Dear current high school students,
This isn't a nostalgic letter like I thought it was going to be.
By the time anyone reads this, I'll have walked across a stage and accepted a diploma that was the epitome of my high school years. I used to get anxiety about this exact moment. It took four years for me to turn that into excitement.
I stepped into school a bright-eyed 14-year-old whose heart was so big it made up about half of my weight. I had a love for learning and I still do. Movies and television series had sent me in with expectations of wild parties, cute boys, and classes that I would be able to breeze through. If there is only one piece of advice from this that you truly hold onto: expect nothing from high school or the people in it. Your experience is unique and incomparable to what anyone put up on a screen.
Be prepared for waves of transformation. For some reason I was expecting it to hit me all at once -- I was wrong. I was also optimistic in the hopes that it would also all be positive. Once again, incorrect. What this taught me, though, is that the universe has a way of making up anything that happens to you, good and bad.
These are not going to be the people that you spend the rest of your life with. You are not meant to get along with everyone. Your friend group with continue to become smaller and smaller and time goes by, and that is OK because those are the people that are meant to stay. Listen to your friends; they have your best interest at heart.
Pay attention to those that take your feelings into consideration when they make decisions. Those are the ones that you want to stick around.
Do not spend nights awake going over and over something in your head unless it is good. You could be sleeping. There is nothing I regret more than losing sleep over things that don't even matter to me anymore. Yes, I know everyone has told you this, and yes, it is absolutely true when people say that it won't matter in a year.
There are going to be moments when you think that you're not going to be able to survive. Sometimes, even worse things happen: you survive. Accept the challenge of moving on from a situation and hold your head up high while you do.
Don't sweat the small stuff. You'll fail a test... I failed a few. I also came to school late, and sometimes I didn't come to school at all. In the end, it really didn't matter.
Be heartfelt. Apologize when you know that you're supposed to. Never be too prideful to acknowledge when you've done something wrong. Tell the truth. Use your honesty. Use your conscious.
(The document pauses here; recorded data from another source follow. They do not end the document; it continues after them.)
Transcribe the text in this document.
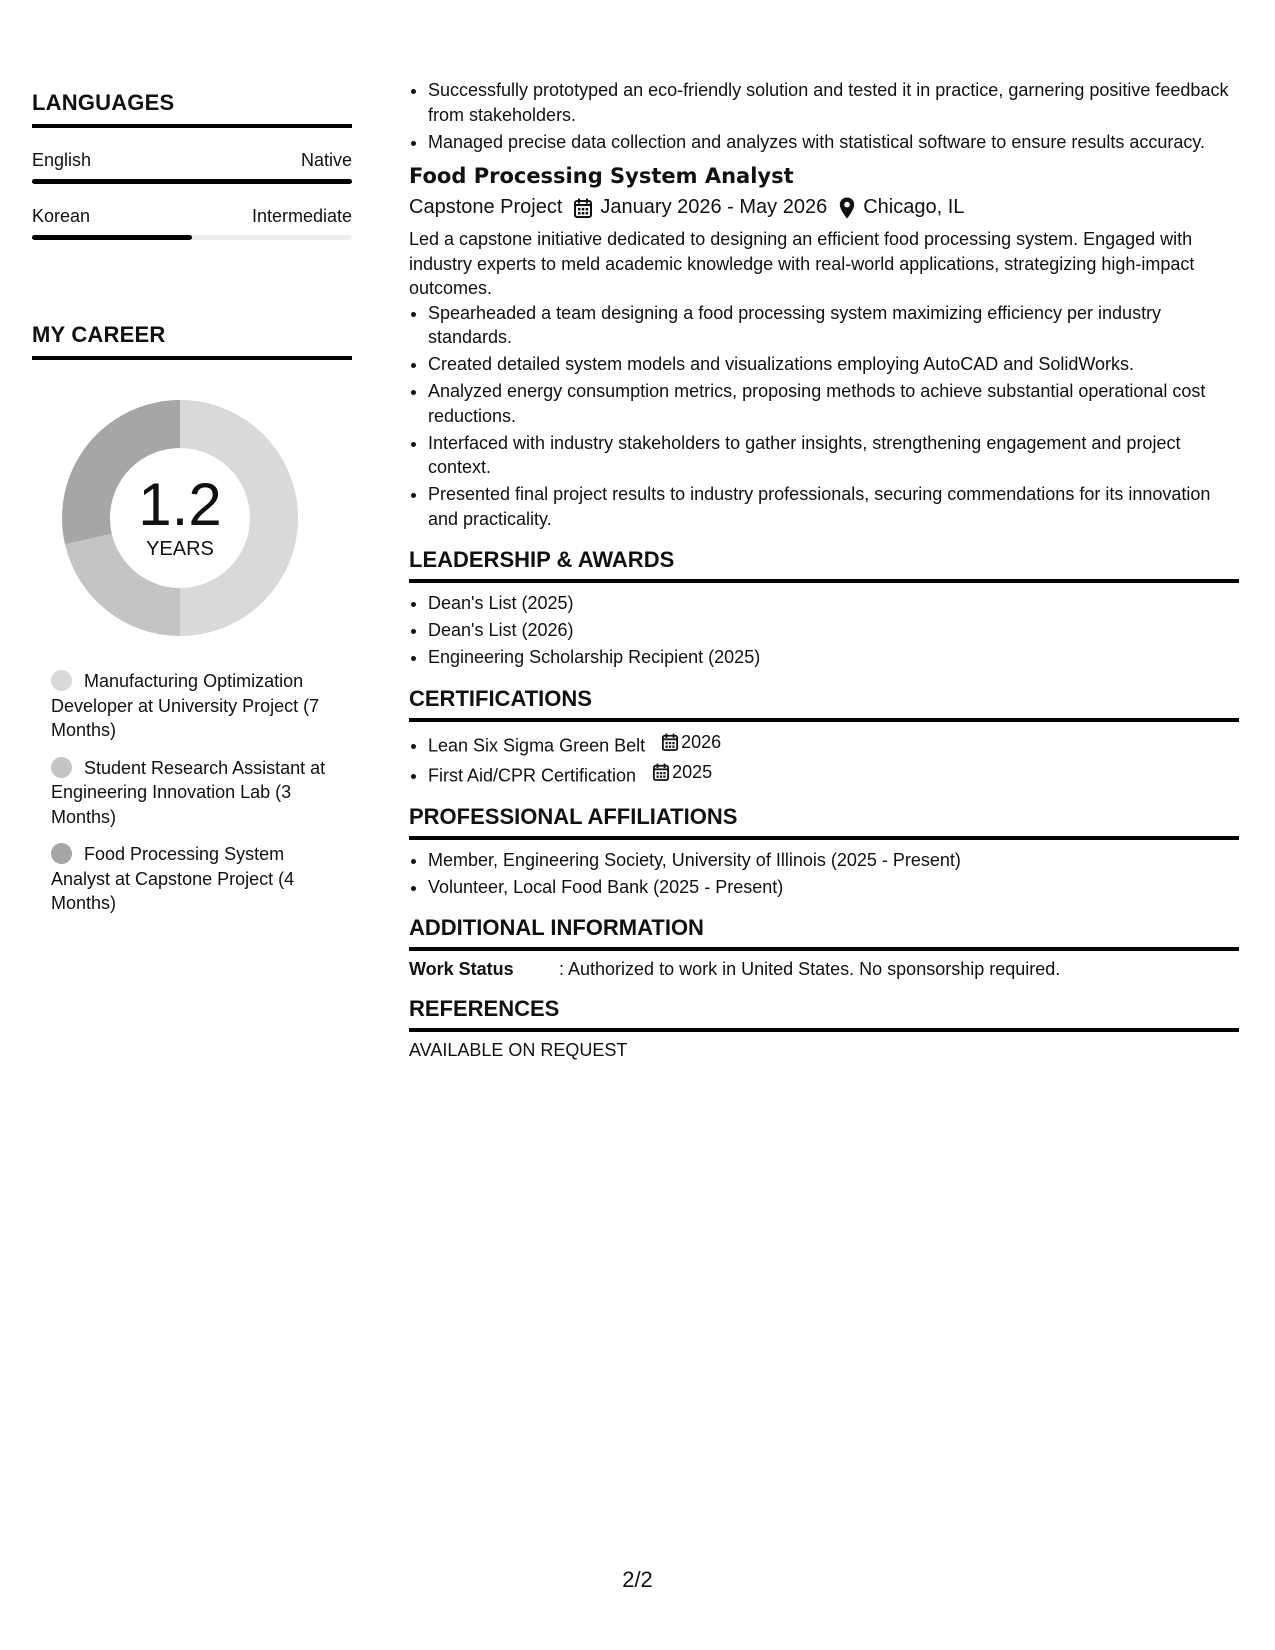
LANGUAGES
English	Native
Korean	Intermediate
MY CAREER
1.2
YEARS
Manufacturing Optimization Developer at University Project (7 Months)
Student Research Assistant at Engineering Innovation Lab (3 Months)
Food Processing System Analyst at Capstone Project (4 Months)
• Successfully prototyped an eco-friendly solution and tested it in practice, garnering positive feedback from stakeholders.
• Managed precise data collection and analyzes with statistical software to ensure results accuracy.
Food Processing System Analyst
Capstone Project January 2026 - May 2026 Chicago, IL
Led a capstone initiative dedicated to designing an efficient food processing system. Engaged with industry experts to meld academic knowledge with real-world applications, strategizing high-impact outcomes.
• Spearheaded a team designing a food processing system maximizing efficiency per industry standards.
• Created detailed system models and visualizations employing AutoCAD and SolidWorks.
• Analyzed energy consumption metrics, proposing methods to achieve substantial operational cost reductions.
• Interfaced with industry stakeholders to gather insights, strengthening engagement and project context.
• Presented final project results to industry professionals, securing commendations for its innovation and practicality.
LEADERSHIP & AWARDS
• Dean's List (2025)
• Dean's List (2026)
• Engineering Scholarship Recipient (2025)
CERTIFICATIONS
• Lean Six Sigma Green Belt 2026
• First Aid/CPR Certification 2025
PROFESSIONAL AFFILIATIONS
• Member, Engineering Society, University of Illinois (2025 - Present)
• Volunteer, Local Food Bank (2025 - Present)
ADDITIONAL INFORMATION
Work Status	: Authorized to work in United States. No sponsorship required.
REFERENCES
AVAILABLE ON REQUEST
2/2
Use your gut; it's almost always right.
There is so much beauty in kindness, and it is something that no one can take away from you.
Write everything down. You will want to remember laughing at three AM on your best friend's kitchen floor and the way it felt to watch the sun set while you drove your friends home while blasting music.
There are going to be many "last times." I urge you to embrace every single situation that you realize will be one of those times and enjoy it. There are going to be quite a few things you cannot wait to be rid of when you leave, but those memories will not be one of them.
Lastly, appreciate where you are right now, in this moment, because it is a fleeting one.